Aparentemente, a Nike não agradou a nenhum dos lados da história. Neste ano, a atleta Simone Biles deixou a marca, com quem tinha acordo comercial, para se tornar embaixadora da Athleta.­ Em entrevista ao The Wall Street Journal, Biles disse que o motivo foi o compromisso da nova patrocinadora com a diversidade. “Sinto que a Athleta está comprometida com a  diversidade e a inclusão de todas as mulheres, origens, idades, tamanhos, habilidades e raças”, afirmou.

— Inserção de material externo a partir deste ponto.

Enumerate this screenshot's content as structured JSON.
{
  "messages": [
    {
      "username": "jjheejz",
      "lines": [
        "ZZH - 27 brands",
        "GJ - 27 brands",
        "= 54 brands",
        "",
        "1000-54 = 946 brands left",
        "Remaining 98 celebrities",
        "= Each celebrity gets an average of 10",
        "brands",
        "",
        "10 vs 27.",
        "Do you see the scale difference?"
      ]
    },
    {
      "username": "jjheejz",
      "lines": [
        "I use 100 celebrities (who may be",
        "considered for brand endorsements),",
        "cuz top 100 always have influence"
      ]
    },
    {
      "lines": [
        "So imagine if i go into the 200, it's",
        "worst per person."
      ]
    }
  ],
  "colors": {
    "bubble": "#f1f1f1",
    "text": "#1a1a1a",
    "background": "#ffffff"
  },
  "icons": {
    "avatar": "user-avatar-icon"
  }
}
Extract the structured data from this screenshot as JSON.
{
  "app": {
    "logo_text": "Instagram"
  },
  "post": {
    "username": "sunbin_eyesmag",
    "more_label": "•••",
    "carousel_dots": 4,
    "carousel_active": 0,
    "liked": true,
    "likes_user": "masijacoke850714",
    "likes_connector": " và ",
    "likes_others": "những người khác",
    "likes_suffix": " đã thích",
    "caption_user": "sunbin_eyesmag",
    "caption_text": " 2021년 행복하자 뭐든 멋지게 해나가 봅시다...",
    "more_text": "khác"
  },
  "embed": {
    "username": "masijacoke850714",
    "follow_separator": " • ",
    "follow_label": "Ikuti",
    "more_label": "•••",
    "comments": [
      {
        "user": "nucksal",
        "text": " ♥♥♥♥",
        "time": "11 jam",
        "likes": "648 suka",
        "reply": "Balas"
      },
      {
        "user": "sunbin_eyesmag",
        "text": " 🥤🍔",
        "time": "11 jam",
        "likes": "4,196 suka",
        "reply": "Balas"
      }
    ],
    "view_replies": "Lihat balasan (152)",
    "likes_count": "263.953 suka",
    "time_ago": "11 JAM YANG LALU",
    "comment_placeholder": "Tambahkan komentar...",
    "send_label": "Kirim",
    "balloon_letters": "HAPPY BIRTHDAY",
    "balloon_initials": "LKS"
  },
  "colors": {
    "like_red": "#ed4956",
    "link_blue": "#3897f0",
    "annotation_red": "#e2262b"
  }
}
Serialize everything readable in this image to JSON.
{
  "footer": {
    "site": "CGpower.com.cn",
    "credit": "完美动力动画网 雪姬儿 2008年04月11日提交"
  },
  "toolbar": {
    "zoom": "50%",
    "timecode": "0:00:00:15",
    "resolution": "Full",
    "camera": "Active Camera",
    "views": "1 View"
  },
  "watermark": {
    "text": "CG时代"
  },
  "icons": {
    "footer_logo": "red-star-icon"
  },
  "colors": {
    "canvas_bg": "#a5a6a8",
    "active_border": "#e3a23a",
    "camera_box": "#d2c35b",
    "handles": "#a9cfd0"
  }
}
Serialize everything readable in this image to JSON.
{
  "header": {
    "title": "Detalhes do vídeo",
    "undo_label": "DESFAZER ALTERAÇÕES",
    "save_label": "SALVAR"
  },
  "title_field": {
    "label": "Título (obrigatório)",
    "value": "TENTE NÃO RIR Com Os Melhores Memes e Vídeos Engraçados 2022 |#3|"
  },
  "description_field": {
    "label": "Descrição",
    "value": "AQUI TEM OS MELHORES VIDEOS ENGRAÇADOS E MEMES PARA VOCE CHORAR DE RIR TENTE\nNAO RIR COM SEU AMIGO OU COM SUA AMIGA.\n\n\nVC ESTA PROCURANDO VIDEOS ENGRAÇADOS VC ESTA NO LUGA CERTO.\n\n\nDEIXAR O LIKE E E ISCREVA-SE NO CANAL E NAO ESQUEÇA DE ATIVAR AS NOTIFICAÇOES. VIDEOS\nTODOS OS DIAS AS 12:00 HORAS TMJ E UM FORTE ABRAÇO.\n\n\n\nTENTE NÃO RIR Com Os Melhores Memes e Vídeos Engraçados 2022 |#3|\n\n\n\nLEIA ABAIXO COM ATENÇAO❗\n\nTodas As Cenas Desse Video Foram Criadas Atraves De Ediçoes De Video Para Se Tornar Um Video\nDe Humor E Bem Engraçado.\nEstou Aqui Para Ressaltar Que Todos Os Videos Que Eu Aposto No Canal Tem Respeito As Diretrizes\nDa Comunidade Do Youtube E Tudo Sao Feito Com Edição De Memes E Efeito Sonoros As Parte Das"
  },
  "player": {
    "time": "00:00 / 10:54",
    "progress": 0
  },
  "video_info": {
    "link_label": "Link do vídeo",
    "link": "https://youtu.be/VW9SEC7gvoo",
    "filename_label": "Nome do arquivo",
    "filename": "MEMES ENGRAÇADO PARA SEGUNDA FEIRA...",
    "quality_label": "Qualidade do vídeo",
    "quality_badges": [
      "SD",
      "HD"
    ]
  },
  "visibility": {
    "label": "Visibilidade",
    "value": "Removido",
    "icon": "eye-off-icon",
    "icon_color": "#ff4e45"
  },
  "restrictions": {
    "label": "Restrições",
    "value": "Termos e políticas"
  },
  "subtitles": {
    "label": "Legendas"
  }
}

 “Com a exposição nas redes sociais e o engajamento em causas sociais, os jogadores hoje são maiores do que seus clubes”, afirma Marcos Motta Mavi, sócio da Bichara e Motta Advogados, que tem clientes como Neymar, Thiago Silva e Comitê Olímpico Brasileiro. “Eu digo que hoje não se considera mais o ROI, o retorno sobre investimento, e sim o ROO, retorno sobre objetivo. Hoje as marcas têm procurado atletas com propósito.

Elas querem transferir e se associar a valores em que acreditam ou que estão em alta, isso em todos os segmentos. Os contratos são mais baseados em biografias, e não só em resultados.” É nesse contexto que acontece agora a 32a edição da maior celebração do esporte.